I compared it with SLEEF, that I used partly to optimize further. It's crazy how many code out there with exp2 and log2 are sometimes wrong or not as optimized!

I can now continue building higher level blocks for my tensor lib with activation functions for neural networks! 🏎️

@xoofx

Those are some impressive numbers. If it's broadly applicable you should do a full blog post on it.

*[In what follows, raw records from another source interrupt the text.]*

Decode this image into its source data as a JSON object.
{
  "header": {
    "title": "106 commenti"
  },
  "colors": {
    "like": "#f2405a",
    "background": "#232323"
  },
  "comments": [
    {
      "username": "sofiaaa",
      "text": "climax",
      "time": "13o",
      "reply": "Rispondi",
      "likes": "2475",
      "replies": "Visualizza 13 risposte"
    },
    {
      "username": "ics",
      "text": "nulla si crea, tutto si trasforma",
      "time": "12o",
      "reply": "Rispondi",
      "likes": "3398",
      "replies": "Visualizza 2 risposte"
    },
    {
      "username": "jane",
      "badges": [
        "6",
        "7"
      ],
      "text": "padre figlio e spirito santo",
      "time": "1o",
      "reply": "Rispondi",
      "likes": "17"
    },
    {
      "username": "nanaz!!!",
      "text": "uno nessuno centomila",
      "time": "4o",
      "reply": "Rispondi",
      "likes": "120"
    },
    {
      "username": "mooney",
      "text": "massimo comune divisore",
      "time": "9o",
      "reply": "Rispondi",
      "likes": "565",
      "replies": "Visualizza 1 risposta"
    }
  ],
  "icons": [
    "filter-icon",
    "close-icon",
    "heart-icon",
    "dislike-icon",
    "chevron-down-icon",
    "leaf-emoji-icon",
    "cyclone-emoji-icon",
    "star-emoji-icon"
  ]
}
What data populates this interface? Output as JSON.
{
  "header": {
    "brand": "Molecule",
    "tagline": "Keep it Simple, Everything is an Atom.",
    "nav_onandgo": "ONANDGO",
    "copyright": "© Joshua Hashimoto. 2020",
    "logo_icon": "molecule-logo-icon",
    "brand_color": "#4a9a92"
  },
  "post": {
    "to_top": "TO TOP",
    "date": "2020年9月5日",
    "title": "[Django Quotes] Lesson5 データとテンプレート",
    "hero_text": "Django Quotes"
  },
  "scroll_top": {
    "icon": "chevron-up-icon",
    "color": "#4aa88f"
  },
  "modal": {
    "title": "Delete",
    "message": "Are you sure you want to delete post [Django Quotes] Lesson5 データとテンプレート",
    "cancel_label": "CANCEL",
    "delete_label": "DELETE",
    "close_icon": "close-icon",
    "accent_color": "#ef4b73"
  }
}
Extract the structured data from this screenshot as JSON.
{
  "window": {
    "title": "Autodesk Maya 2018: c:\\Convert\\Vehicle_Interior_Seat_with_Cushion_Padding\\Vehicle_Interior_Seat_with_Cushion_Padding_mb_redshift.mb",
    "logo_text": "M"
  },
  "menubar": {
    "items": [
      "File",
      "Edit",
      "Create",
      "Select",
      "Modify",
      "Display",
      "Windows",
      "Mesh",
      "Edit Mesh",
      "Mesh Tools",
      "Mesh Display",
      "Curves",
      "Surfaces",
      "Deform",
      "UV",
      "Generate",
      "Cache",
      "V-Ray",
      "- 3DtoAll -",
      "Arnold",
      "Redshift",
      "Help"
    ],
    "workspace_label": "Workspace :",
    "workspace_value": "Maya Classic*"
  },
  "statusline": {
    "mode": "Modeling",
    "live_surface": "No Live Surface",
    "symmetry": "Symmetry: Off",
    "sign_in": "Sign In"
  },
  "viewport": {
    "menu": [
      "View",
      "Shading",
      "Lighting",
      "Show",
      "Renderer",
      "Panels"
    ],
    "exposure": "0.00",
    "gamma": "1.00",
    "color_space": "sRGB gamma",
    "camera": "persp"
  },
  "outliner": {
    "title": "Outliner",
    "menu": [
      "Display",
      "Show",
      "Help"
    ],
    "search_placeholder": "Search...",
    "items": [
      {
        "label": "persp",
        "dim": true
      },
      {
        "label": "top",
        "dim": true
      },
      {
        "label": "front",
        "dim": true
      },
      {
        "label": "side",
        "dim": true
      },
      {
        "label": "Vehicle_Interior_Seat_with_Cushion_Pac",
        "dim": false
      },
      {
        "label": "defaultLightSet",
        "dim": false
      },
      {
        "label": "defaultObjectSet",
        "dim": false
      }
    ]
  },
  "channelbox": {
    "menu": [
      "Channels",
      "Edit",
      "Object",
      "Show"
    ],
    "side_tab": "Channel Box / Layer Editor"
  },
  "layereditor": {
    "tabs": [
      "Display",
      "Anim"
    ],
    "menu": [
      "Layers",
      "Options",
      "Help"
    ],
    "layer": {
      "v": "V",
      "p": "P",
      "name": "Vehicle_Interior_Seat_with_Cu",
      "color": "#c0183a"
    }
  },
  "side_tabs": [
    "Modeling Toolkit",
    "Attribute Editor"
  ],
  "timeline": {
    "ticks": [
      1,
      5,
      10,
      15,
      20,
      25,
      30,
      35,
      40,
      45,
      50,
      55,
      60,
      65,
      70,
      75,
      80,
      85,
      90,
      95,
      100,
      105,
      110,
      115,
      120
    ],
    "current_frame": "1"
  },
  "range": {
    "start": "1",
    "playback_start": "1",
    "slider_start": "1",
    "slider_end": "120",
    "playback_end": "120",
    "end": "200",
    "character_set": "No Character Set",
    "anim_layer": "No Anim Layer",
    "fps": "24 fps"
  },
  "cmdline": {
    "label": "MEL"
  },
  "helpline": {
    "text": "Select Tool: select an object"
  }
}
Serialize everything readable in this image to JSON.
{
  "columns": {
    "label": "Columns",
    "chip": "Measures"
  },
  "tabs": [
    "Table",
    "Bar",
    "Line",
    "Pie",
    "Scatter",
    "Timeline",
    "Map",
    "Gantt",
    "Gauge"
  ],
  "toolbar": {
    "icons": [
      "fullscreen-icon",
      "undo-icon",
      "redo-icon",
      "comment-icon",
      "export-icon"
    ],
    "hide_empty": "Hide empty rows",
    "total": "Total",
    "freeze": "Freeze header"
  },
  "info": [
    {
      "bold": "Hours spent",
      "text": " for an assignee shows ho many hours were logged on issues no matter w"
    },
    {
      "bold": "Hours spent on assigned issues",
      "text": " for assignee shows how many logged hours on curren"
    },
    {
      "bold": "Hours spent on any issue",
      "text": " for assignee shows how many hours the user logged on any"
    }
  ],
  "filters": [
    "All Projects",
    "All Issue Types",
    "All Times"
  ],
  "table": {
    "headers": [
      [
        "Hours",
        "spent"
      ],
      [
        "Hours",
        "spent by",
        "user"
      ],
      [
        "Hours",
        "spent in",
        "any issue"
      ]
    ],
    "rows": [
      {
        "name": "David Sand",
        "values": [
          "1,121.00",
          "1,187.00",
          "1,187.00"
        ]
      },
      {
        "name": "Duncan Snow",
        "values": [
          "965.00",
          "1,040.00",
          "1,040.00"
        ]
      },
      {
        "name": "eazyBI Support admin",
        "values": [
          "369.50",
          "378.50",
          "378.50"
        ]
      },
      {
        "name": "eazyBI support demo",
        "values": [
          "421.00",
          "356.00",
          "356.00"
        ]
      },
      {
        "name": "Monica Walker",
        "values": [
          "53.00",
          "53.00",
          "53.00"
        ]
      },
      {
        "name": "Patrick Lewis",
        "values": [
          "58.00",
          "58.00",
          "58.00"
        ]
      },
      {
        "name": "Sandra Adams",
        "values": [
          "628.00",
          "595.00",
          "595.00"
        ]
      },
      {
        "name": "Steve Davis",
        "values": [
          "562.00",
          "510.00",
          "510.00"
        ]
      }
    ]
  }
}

@rastilin That would be definitely interesting! The code will be OSS with a BSD permissive license as well, so folks will be able to experiment/port it.
@xoofx what did you use to do the range reduction? I vaguely remember the last time I did a low ULP variant of these years ago there were some tricks needed to get the input down to the range for the polynomial approximation!
@sheredom yeah, the trickiest one is Log2 (Exp2 has also an interesting range reduction that SLEEF is also using). For Log2, I'm optimizing with the standard trick log2((1+x)/(1-x)) over [-1/7, 1/5[ which is almost super linear on this range (picture below), but then to achieve ULP1 for f32, when evaluating the polynomial, I switch my SIMD vector types to double. SLEEF is using double float-float arithmetic. I tried to implement it, but the codegen was far worse than switching to double!

@xoofx I think when I did it I used Robin Green's 2003 GDC talk approach, but turning log2 into log, and then using:

ln(x) = ln(2n × f )
= ln(2n )+ ln f
= nln2+ln f

I had to avoid a divide when I did this 10 years ago because it was slow on the GPU I was working on I remember!